The new capability currently only works for external guests that have Azure Active Directory accounts (although there are “more than 870 million” Azure AD accounts in existence, according to Microsoft’s announcement). Microsoft plans to make it possible to invite guests with Microsoft accounts, too, in the near future. Microsoft Teams is a “collaboration workspace” solution for Office 365 users. It’s enabled via Microsoft Groups and delivers persistent chat sessions for end users, as well as meetings, messaging and phone calls, according to Microsoft’s FAQ for administrators.

The guest invite capability in Microsoft Teams is enabled through the Azure AD B2B service, which is currently available in Europe and North America. Microsoft Teams invitations get the same sort of security assurances as enabled via the Azure AD B2B service, Microsoft’s announcement promised. For instance, conditional access policies can be imposed, including an insistence on the use of multifactor authentication to verify user identities. According to Microsoft’s announcement, “guest user content and activities are under the same compliance and auditing protection as the rest of Office 365.” IT pros can revoke guest access, if they want.

The guest access capability is not turned on by default for Office 365 tenancies, according to this “Administrator Settings” document. It appears that IT pros have to toggle it on using Office 365 Admin Center settings, although the process isn’t described in Microsoft’s document.

Microsoft Team “owners” are empowered to invite guests. A team owner can be any end user in an organization using Office 365 where Teams is enabled. The team that gets created can be either public or private. Team owners set the permissions for the team members. They can control whether guests can create “channels, tabs and connectors,” as well as notifications via “@[name]” mentions, plus access to the use of “GIFs, stickers and memes,” according to Microsoft’s “Teams and Channels” FAQ.

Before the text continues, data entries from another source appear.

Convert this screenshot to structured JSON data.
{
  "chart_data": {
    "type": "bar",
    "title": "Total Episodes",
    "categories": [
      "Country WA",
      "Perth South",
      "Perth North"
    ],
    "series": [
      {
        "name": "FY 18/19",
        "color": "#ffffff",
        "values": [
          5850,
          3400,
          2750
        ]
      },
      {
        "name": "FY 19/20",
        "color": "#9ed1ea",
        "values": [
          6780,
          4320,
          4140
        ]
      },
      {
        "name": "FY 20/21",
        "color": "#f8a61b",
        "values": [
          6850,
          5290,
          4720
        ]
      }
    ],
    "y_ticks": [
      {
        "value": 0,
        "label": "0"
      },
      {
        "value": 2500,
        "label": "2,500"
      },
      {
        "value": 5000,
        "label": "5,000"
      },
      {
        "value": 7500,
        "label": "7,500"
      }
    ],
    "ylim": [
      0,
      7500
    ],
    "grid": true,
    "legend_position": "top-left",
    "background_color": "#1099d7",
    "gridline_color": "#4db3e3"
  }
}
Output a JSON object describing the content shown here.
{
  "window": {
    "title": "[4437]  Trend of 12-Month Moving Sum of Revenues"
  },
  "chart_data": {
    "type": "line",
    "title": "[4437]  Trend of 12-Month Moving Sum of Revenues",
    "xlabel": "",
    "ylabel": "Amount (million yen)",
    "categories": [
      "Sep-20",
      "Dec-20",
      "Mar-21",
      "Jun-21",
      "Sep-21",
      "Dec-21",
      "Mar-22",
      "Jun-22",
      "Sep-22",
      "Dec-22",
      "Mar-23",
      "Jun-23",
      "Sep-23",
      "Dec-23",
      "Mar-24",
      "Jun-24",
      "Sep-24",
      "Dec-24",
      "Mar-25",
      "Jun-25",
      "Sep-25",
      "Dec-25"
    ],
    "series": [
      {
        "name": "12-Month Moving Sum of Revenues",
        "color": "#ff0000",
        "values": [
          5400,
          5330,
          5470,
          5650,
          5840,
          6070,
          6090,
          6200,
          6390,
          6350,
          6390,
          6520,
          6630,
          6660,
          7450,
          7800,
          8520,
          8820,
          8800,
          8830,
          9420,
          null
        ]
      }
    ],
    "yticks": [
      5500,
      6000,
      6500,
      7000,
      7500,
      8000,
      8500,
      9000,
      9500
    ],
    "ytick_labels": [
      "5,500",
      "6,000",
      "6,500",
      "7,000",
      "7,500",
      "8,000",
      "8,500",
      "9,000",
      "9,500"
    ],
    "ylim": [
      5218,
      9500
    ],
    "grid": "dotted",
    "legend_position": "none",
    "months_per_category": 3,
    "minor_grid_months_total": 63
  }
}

In essence, a “channel” is just a focused chat conversation. A “tab” is part of the user interface in Microsoft Teams, which can be used to add applications and bots to the Microsoft Teams experience. The “@mentions” feature lets Microsoft Teams users flag other users, or even other channels or teams, by adding the “@” symbol before those names. A team owner can have up to 999 people to a particular team.

On the applications side, Microsoft announced earlier this week that it expanded Microsoft Teams by adding support for Botkit, a toolkit for making bots for internal or external use. In addition, Microsoft plans to support the integration of ServiceNow service management solutions to show notifications in Microsoft Teams. Other additions coming to Microsoft Teams include integrations with Atlassian and GitHub developer collaboration tools. Microsoft’s new partnership with Adobe, announced last week, will add collaboration capabilities in Microsoft Teams for the “Adobe Creative Cloud, Document Cloud and Experience Cloud.”

Guests in Microsoft Teams have a few restrictions by default, according to this “Guest Access in Microsoft Teams” document. They can’t share chat files or add applications. Guests can’t create a team or view organizational charts by default. They also can’t search for a public team and join it. They have to be invited.

IT pros ultimately have control over Team owners by specifying who can or cannot create a group in Office 365. Microsoft Teams is turned on by default tenancy wide for business Office 365 users, so IT pros wanting to disable access have to revoke individual Microsoft Teams licenses for end users via the Office 365 Admin Center or via PowerShell. In contrast, Office 365 Education users have the Microsoft Teams feature turned off by default.